I am driving blindly down streets I should remember. Streets I see clearer then the veins that scream transparency on the back of my hand. I could be anywhere, but here I stay. Stuck trying to escape this notion of reality and make believe.
Where am I going?
Anywhere, but here.
I race toward the sun in hopes to catch it. Every moment, every second. Every lasting ray of light before the darkness hits, and I am left with nothing. I see everything clearly yet watch everything disappear. This urging in my heart to race toward this everlasting light and pray for the rays to last me forever. Just a few more minutes. Something to take way the feeling of hopelessness and fill me with light. Just a little bit longer. I don’t know where I am going. I don’t know what I’m doing. Its this never ending struggle to pretend it’s okay. That being stuck in one place is fine with me. That being patient is always such a virtue. This road seems never ending. No matter how many times I try to change course, I can’t stop pretending this is where I need to be. Take the long way home, take the shortest route, go these places that are the roads most travelled. Stay safe, drive slow, and the rest will follow.

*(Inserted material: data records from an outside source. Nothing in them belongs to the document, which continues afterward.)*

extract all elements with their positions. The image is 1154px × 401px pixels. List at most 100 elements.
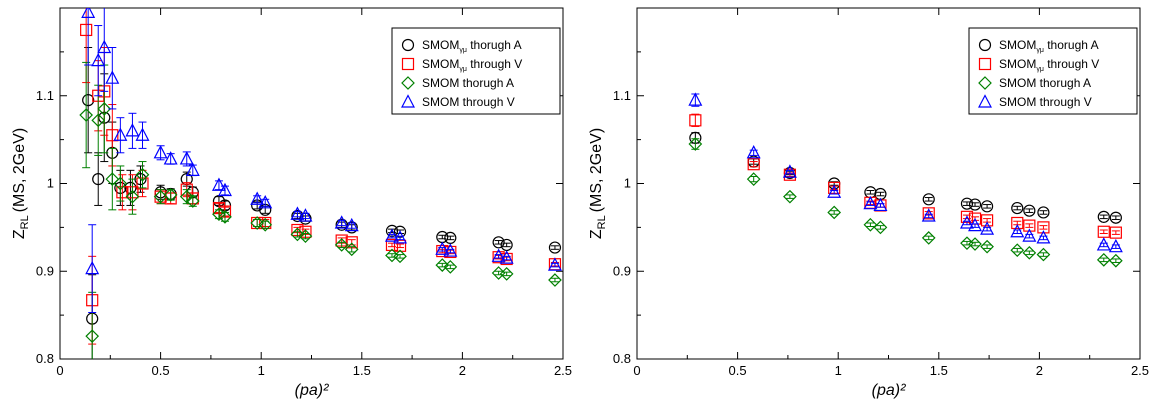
legend-label: SMOMγμ thorugh A bbox=[999, 38, 1099, 54]
data-point-diamond bbox=[1109, 253, 1123, 268]
data-point-square bbox=[1037, 221, 1050, 234]
data-point-triangle bbox=[1010, 223, 1025, 238]
y-tick-label: 0.8 bbox=[613, 351, 631, 366]
data-point-circle bbox=[1011, 201, 1024, 215]
svg-text:ZRL(MS, 2GeV): ZRL (MS, 2GeV) bbox=[588, 128, 608, 239]
data-point-diamond bbox=[827, 205, 842, 220]
data-point-triangle bbox=[1108, 238, 1123, 253]
legend-box bbox=[391, 27, 561, 115]
data-point-diamond bbox=[85, 329, 100, 344]
x-tick-label: 0 bbox=[56, 363, 63, 378]
data-point-diamond bbox=[97, 102, 112, 116]
data-point-diamond bbox=[1036, 247, 1051, 262]
data-point-triangle bbox=[81, 8, 96, 18]
data-point-triangle bbox=[959, 215, 974, 229]
data-point-triangle bbox=[443, 243, 458, 257]
data-point-triangle bbox=[344, 217, 359, 232]
data-point-diamond bbox=[873, 220, 888, 235]
data-point-diamond bbox=[1010, 243, 1025, 258]
data-point-diamond bbox=[125, 189, 140, 204]
legend-marker-diamond bbox=[978, 76, 992, 90]
data-point-circle bbox=[1037, 206, 1050, 219]
data-point-diamond bbox=[746, 172, 761, 186]
left-chart: 0 0.5 1 1.5 2 2.5 0.8 0.9 1 1.1 (pa)² ZRL (MS, 2GeV)… bbox=[11, 7, 572, 399]
data-point-square bbox=[385, 238, 399, 252]
y-tick-label: 0.8 bbox=[36, 351, 54, 366]
data-point-diamond bbox=[385, 248, 399, 263]
x-tick-label: 1 bbox=[258, 363, 265, 378]
data-point-triangle bbox=[491, 248, 506, 262]
x-tick-label: 2 bbox=[1036, 363, 1043, 378]
x-tick-label: 2.5 bbox=[554, 363, 572, 378]
data-point-triangle bbox=[185, 162, 200, 176]
legend-label: SMOM thorugh A bbox=[422, 76, 514, 90]
data-point-triangle bbox=[384, 228, 399, 242]
data-point-circle bbox=[968, 198, 982, 211]
data-point-triangle bbox=[393, 230, 408, 244]
legend-label: SMOMγμ thorugh A bbox=[422, 38, 522, 54]
data-point-diamond bbox=[334, 238, 349, 252]
legend-marker-circle bbox=[978, 38, 992, 52]
y-tick-label: 1 bbox=[47, 176, 54, 191]
data-point-diamond bbox=[980, 239, 994, 254]
y-tick-label: 0.9 bbox=[613, 263, 631, 278]
data-point-square bbox=[980, 214, 994, 227]
data-point-diamond bbox=[1022, 245, 1037, 260]
y-axis-title: ZRL (MS, 2GeV) bbox=[588, 128, 608, 239]
data-point-diamond bbox=[135, 167, 150, 182]
data-point-triangle bbox=[250, 191, 265, 205]
x-tick-label: 2 bbox=[459, 363, 466, 378]
data-point-square bbox=[106, 129, 119, 142]
svg-text:ZRL(MS, 2GeV): ZRL (MS, 2GeV) bbox=[11, 128, 31, 239]
data-point-diamond bbox=[443, 260, 458, 274]
y-axis-title-main: Z bbox=[11, 229, 28, 239]
data-point-diamond bbox=[163, 188, 178, 202]
data-point-diamond bbox=[79, 108, 94, 122]
data-point-circle bbox=[1097, 210, 1110, 223]
data-point-diamond bbox=[688, 137, 703, 151]
legend-marker-square bbox=[401, 57, 415, 71]
series-triangle bbox=[81, 8, 562, 313]
data-point-diamond bbox=[91, 113, 106, 128]
data-point-diamond bbox=[921, 231, 936, 245]
legend-marker-diamond bbox=[401, 76, 415, 90]
x-tick-label: 0 bbox=[633, 363, 640, 378]
data-point-diamond bbox=[863, 217, 878, 232]
data-point-triangle bbox=[217, 182, 232, 197]
x-tick-label: 1.5 bbox=[930, 363, 948, 378]
data-point-circle bbox=[82, 94, 95, 107]
data-point-triangle bbox=[746, 144, 761, 159]
data-point-triangle bbox=[873, 197, 888, 212]
data-point-diamond bbox=[393, 249, 407, 264]
data-point-triangle bbox=[105, 70, 120, 84]
legend-box bbox=[968, 27, 1138, 115]
legend-label: SMOMγμ through V bbox=[999, 57, 1099, 73]
data-point-square bbox=[1109, 226, 1122, 239]
data-point-square bbox=[436, 244, 449, 258]
legend-label: SMOM thorugh A bbox=[999, 76, 1091, 90]
data-point-diamond bbox=[491, 266, 506, 280]
data-point-square bbox=[922, 207, 935, 220]
data-point-triangle bbox=[135, 127, 150, 141]
y-axis-title-sub: RL bbox=[596, 215, 608, 229]
data-point-diamond bbox=[548, 273, 562, 287]
series-square bbox=[689, 113, 1122, 239]
data-point-triangle bbox=[547, 257, 562, 271]
data-point-triangle bbox=[211, 177, 226, 191]
data-point-circle bbox=[1109, 211, 1122, 224]
data-point-triangle bbox=[179, 151, 194, 165]
y-tick-label: 1.1 bbox=[613, 88, 631, 103]
right-chart: 0 0.5 1 1.5 2 2.5 0.8 0.9 1 1.1 (pa)² ZRL (MS, 2GeV)… bbox=[588, 7, 1149, 399]
x-axis-title: (pa)² bbox=[295, 382, 329, 399]
data-point-triangle bbox=[980, 221, 995, 235]
data-point-square bbox=[393, 239, 407, 252]
data-point-square bbox=[747, 158, 760, 171]
y-tick-label: 1 bbox=[624, 176, 631, 191]
data-point-triangle bbox=[153, 144, 168, 159]
data-point-square bbox=[500, 252, 513, 266]
series-triangle bbox=[688, 92, 1123, 253]
x-tick-label: 1.5 bbox=[353, 363, 371, 378]
data-point-triangle bbox=[258, 195, 273, 209]
x-axis-title: (pa)² bbox=[872, 382, 906, 399]
data-point-triangle bbox=[782, 164, 797, 178]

I grow tired of staying in one place. My mind is going a mile a minute and I’ve grown tired of these familiar streets and haunting surroundings. There is nothing for me here. There is nothing I need from these 4 walls that haunt me while I sleep. Its a race against time. Its a race against nothing. It’s catching feelings in moments that never truly exist. But still I steer myself toward the horizon in the right direction. This light will save me. This light will guide me home. I take blindly all the time and accounts of the nothing that exists. Take everything and push your way through. I am driving myself crazy. I am driving myself mad but the light will carry me home. Just a little while longer before the light goes. Just a little while longer before we disappear.
Its the misty lights that seem so pretty through theses skies. I know what I need to do, I just need to stop the fear from hurting. Race toward the light and watch the uncertainty disappear with each mile I retrace. This will all disappear, all go away. In one instant I’ll be home and pay no mind to my doubts and worries. Not much further I see my exit guiding me home. I don’t know where I am going but I know where this leads. Even if home is just a distant memory to me.